New Chip Fit for Driverless Cars Launched by U.K.’s Chip Designer ARM




New Chip Fit for Driverless Cars Launched by U.K.’s Chip Designer ARM
With aim of securing its place at the heart of the burgeoning driverless vehicles industry, a new processor chip that is aimed to be used for driverless cars, was launched on Tuesday by  ARM, the British chip designer that is powering the global mobile phone industry with its chips.
 
The chip  that was developed and launched by ARM has the capability to work across a range of industries from autonomous vehicles to industrial and medical robotics and was it design is such that its primarily aim is to increase safety in increasingly complex systems as mentioned above.
 
ARM was recently bought over by Japan's SoftBank in a deal worth $32 billion in recently. 
 
In its first deal with the company, the chip has been licensed to Franco-Italian chipmaker and partner STMicroelectronics.
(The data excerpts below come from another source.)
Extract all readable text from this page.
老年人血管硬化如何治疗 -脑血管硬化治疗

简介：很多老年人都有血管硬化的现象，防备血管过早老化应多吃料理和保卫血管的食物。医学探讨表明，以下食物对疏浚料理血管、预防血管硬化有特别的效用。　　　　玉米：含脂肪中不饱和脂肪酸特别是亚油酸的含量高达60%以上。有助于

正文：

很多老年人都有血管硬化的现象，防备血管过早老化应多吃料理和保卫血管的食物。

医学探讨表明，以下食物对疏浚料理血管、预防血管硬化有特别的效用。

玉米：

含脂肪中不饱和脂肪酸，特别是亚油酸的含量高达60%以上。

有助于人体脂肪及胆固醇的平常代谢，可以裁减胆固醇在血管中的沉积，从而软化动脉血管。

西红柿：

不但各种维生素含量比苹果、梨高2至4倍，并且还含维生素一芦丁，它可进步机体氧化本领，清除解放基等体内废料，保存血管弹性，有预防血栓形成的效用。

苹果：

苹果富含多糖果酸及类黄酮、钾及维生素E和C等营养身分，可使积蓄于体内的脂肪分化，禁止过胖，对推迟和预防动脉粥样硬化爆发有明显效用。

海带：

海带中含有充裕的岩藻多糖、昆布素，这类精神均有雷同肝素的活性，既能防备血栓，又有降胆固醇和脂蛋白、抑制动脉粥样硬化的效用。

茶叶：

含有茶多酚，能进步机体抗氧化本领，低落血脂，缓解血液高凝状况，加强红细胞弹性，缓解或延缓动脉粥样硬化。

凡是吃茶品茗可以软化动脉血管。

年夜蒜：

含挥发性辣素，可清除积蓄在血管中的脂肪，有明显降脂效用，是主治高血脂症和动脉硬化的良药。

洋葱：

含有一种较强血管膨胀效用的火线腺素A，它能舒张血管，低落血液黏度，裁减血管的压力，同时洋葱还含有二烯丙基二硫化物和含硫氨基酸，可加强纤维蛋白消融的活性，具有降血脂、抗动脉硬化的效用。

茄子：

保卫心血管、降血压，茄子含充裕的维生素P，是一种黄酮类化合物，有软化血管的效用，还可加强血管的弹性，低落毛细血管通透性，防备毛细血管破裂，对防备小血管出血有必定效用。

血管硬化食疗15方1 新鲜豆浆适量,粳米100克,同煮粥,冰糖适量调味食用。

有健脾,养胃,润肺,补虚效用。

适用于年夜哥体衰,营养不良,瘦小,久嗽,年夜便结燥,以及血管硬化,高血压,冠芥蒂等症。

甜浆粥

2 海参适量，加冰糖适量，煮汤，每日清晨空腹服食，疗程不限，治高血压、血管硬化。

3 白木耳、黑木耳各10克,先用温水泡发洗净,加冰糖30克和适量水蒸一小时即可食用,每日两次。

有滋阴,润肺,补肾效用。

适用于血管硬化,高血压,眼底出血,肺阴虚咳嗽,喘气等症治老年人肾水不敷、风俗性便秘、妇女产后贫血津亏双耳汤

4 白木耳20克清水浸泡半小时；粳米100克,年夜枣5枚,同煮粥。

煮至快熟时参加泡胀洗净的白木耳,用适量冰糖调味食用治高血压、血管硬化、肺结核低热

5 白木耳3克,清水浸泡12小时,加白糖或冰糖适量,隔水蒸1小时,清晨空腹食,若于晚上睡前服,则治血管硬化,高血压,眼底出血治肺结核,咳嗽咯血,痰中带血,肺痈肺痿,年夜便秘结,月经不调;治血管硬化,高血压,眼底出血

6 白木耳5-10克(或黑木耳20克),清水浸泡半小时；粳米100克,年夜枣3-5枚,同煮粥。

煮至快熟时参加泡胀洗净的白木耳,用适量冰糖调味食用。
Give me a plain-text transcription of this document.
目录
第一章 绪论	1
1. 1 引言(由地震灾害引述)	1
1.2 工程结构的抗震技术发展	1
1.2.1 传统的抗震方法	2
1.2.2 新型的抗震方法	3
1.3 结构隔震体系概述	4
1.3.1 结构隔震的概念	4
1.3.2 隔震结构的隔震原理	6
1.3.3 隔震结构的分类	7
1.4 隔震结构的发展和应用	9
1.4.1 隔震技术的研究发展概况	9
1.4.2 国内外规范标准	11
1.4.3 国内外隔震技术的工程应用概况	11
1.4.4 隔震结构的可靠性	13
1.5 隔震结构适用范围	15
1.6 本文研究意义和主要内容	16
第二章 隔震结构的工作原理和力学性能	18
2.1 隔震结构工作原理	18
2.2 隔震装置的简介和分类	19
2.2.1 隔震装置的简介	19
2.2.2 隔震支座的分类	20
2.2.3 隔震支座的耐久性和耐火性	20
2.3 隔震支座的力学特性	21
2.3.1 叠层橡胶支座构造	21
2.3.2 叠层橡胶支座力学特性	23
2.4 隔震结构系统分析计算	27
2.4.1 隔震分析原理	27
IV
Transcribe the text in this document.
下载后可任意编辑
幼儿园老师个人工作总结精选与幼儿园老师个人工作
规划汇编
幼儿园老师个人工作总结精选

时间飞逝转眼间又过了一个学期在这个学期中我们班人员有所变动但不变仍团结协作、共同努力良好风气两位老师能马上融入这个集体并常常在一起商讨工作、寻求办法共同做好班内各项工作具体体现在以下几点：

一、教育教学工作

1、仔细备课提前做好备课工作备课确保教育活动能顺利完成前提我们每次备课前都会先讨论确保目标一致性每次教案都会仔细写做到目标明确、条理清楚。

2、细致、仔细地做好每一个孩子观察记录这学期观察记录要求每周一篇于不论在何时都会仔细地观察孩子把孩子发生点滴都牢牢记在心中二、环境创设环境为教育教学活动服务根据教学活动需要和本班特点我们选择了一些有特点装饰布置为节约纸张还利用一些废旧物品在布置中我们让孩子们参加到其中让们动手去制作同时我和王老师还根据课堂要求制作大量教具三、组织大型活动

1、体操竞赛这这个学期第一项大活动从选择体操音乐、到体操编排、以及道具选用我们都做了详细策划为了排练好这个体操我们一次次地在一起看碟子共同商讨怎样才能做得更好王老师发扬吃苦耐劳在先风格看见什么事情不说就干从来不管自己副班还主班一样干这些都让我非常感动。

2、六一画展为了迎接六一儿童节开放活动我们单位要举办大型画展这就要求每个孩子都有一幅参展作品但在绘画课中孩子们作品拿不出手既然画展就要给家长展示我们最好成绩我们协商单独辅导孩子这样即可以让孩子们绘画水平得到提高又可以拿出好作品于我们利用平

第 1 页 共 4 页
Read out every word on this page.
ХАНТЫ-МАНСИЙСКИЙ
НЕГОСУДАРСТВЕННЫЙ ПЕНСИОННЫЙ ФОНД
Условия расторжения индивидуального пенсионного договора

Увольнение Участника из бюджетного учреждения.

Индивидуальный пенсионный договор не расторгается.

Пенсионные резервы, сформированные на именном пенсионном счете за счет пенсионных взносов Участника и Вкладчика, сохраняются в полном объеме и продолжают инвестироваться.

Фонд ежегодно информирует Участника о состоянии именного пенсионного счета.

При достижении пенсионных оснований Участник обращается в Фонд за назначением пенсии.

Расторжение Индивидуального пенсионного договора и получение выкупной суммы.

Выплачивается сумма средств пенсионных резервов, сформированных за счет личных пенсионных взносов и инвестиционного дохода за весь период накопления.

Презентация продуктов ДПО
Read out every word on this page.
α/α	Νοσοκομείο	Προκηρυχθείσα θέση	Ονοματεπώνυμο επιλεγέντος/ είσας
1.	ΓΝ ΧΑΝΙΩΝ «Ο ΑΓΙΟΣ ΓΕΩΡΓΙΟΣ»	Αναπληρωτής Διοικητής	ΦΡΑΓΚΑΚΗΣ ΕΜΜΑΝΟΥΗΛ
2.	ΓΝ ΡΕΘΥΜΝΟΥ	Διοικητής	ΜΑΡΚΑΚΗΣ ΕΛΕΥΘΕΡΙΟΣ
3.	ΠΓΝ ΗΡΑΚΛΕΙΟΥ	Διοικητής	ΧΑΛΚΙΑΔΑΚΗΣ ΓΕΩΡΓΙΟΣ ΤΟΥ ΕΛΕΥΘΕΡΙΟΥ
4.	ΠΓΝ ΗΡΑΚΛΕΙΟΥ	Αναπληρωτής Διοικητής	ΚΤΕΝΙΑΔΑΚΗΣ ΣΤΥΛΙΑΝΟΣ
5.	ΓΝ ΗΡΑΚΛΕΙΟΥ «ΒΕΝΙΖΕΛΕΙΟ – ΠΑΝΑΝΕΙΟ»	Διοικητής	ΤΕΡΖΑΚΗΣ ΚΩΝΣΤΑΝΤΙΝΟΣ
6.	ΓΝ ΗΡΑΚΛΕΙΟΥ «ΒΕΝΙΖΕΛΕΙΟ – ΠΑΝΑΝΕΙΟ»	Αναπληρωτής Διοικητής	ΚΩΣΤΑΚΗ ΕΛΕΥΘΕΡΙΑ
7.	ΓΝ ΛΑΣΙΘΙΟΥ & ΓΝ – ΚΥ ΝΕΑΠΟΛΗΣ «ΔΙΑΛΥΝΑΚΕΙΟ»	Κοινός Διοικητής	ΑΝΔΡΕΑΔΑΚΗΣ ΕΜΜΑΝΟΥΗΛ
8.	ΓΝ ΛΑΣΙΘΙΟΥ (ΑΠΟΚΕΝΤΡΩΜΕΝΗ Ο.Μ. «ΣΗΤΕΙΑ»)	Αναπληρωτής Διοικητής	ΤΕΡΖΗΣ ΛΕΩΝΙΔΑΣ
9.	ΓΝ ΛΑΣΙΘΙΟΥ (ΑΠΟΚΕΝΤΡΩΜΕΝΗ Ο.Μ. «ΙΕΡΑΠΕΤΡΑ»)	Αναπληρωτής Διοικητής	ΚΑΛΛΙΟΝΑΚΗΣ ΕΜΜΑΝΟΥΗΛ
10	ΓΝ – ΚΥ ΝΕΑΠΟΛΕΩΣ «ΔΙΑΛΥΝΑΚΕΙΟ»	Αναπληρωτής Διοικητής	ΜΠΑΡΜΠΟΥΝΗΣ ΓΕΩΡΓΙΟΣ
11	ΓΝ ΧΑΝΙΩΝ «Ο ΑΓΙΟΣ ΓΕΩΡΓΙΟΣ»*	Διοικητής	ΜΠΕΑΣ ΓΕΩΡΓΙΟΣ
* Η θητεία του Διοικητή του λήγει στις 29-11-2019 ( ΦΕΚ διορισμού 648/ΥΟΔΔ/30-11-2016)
It has been reported that it has been somewhere between 3 and 5 years that development work for the chip – called Cortex-R52 processor, was being conducted by ARM.
 
To ensure that the platform that holds complex function, as indicated above, is kept running well, the processor would help to keep the most critical software code separate. Such is the design of the processor, ARM said. Giving an example, ARM said that in the case of driverless or self driving cars, the work of the processor would help the automatic system in  the car to  improve the safety features if and when such a car wants to overtake, accelerate or break suddenly.
 
"If you have a piece of safety critical code, you want to be sure that nothing can interfere with that," John Ronco, VP Product Marketing, told the media describing the advantages of the new chip processor.
 
ARM is known for its range of chips and processors that allows the use of technology that drives nearly all smartphones including Apple's iPhone and Samsung's Galaxy. ARM is 26-year-old and is based in Cambridge in eastern England.
 
In recent years, another dimension that the global tech industry is very excited about and which may of the large companies are ardently pursing is the 'internet of things' - a network of devices, vehicles and building sensors that collect and exchange data. With the technological developments and its research work, ARM is all poised to play a central role in the shift of the tech industry to the 'internet of things'. This is also one of the reasons that Japan’s SoftBank showed so much interest in the company.
 
"What we see is that all of these systems have a similar technology platform, a similar framework in terms of what they're doing, and they have the same requirements in terms of having processors that can safely make decisions about what the system should do," Ronco said.
 
With the British government putting the autonomous or driverless cars market value at 900 billion pounds ($1.17 trillion) worldwide, this market is seen as the next big thing for the tech industry.
 
New car companies such as Tesla and technology firms such as Alphabet Inc's unit Google wants eventually to be able to deploy fully autonomous vehicles without human controls and  these firms are providing competition to the traditional automakers.